"MANY great bonfires have been lit on the towering mount of the Malvern Beacon, but the fire with which it is proposed to celebrate the coronation of King George V will probably create a record for size and scientific construction," said the Malvern News 100 years ago.

"On the high altar of the Beacon it is recorded that the druids of old were wont to kindle their dedicatory and propitiatory fires, and in 1856 an old beacon-work on the hill which had been used to spread the news of the appearance of the Armada, was made the basis of a bonfire to celebrate the anticipated close of the Crimean war.

The report went on to say that a bonfire lit on March 10, 1863, to celebrate the marriage of the Prince and Princess of Wales was 60 feet high, measured 50 by 40 yards at the base and was made of 600 bundles of faggots, 25 tons of waste wood, 500 hop poles, 200 butts of trees, 1,500 yards of cut gorse, 250 tar barrels, 50 bags of shavings, 100 gallons of tar, 100 hampers filled with shavings and 400 gallons of petroline".

The fire built to celebrate Queen Victoria's golden jubilee was not as big, being only 36 feet high, "but the materials were better chosen to give vivid illumination, and it was estimated that 25,000 people gathered on the slopes".

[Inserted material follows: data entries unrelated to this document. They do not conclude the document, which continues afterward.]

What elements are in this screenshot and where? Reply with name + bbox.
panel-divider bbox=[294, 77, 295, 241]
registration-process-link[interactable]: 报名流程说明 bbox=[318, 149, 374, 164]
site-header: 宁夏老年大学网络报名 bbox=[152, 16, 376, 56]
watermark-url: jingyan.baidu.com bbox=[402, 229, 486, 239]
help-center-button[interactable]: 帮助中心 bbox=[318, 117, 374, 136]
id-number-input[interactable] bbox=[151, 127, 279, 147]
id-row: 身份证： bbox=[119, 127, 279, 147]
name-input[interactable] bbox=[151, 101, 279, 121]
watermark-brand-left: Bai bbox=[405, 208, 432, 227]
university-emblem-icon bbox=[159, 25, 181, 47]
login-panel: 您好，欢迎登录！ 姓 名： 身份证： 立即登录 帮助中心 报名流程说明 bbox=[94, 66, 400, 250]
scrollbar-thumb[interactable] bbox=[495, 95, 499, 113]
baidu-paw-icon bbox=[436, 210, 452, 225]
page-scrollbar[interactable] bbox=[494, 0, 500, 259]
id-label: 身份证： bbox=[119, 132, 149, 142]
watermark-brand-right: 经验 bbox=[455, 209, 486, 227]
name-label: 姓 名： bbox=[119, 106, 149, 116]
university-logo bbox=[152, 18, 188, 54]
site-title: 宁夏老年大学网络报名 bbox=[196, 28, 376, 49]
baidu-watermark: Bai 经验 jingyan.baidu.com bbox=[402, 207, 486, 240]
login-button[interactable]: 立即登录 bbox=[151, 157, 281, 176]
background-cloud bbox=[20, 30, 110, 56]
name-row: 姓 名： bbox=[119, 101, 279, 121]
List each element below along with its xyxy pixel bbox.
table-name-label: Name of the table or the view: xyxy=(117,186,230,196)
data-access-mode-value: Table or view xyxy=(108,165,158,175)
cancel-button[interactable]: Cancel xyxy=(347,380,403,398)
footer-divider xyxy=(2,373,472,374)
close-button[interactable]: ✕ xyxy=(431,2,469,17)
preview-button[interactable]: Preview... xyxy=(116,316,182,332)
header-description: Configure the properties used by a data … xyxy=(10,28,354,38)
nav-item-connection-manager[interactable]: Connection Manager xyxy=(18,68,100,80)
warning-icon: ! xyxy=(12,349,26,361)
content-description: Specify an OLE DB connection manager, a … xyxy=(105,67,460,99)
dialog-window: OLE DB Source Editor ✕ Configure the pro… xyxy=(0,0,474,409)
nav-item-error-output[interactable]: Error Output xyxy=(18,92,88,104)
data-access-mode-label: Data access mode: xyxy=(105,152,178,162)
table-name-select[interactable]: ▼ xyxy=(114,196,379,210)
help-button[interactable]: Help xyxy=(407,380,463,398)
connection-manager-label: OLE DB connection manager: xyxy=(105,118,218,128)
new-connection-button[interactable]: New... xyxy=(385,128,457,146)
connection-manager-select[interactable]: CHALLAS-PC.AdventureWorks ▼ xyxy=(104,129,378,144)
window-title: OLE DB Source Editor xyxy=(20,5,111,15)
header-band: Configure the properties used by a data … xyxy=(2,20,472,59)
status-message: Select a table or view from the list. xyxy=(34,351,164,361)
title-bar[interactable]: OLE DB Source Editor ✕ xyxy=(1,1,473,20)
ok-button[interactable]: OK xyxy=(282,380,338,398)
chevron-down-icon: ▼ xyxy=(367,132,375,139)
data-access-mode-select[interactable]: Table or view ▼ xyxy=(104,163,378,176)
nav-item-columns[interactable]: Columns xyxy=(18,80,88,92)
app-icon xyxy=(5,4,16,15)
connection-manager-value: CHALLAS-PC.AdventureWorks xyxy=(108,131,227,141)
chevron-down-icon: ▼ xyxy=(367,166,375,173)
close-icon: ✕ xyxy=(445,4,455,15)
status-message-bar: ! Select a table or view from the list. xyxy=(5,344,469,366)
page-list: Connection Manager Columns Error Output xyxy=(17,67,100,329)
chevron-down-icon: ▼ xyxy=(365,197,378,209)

But this was surpassed by the fire build for the diamond jubilee in 1897, which was build around an concrete-filled iron column.

"Around the columns was formed a building of old railway sleepers, nine feet square and packed in between the sleepers was a quantity of broken tar-barrels and furze. Around the tower were built up many tons of hop poles and cordwood, and no less than 2,00 large faggots and a large quantity of solidified petroleum, weighing over 200 tons."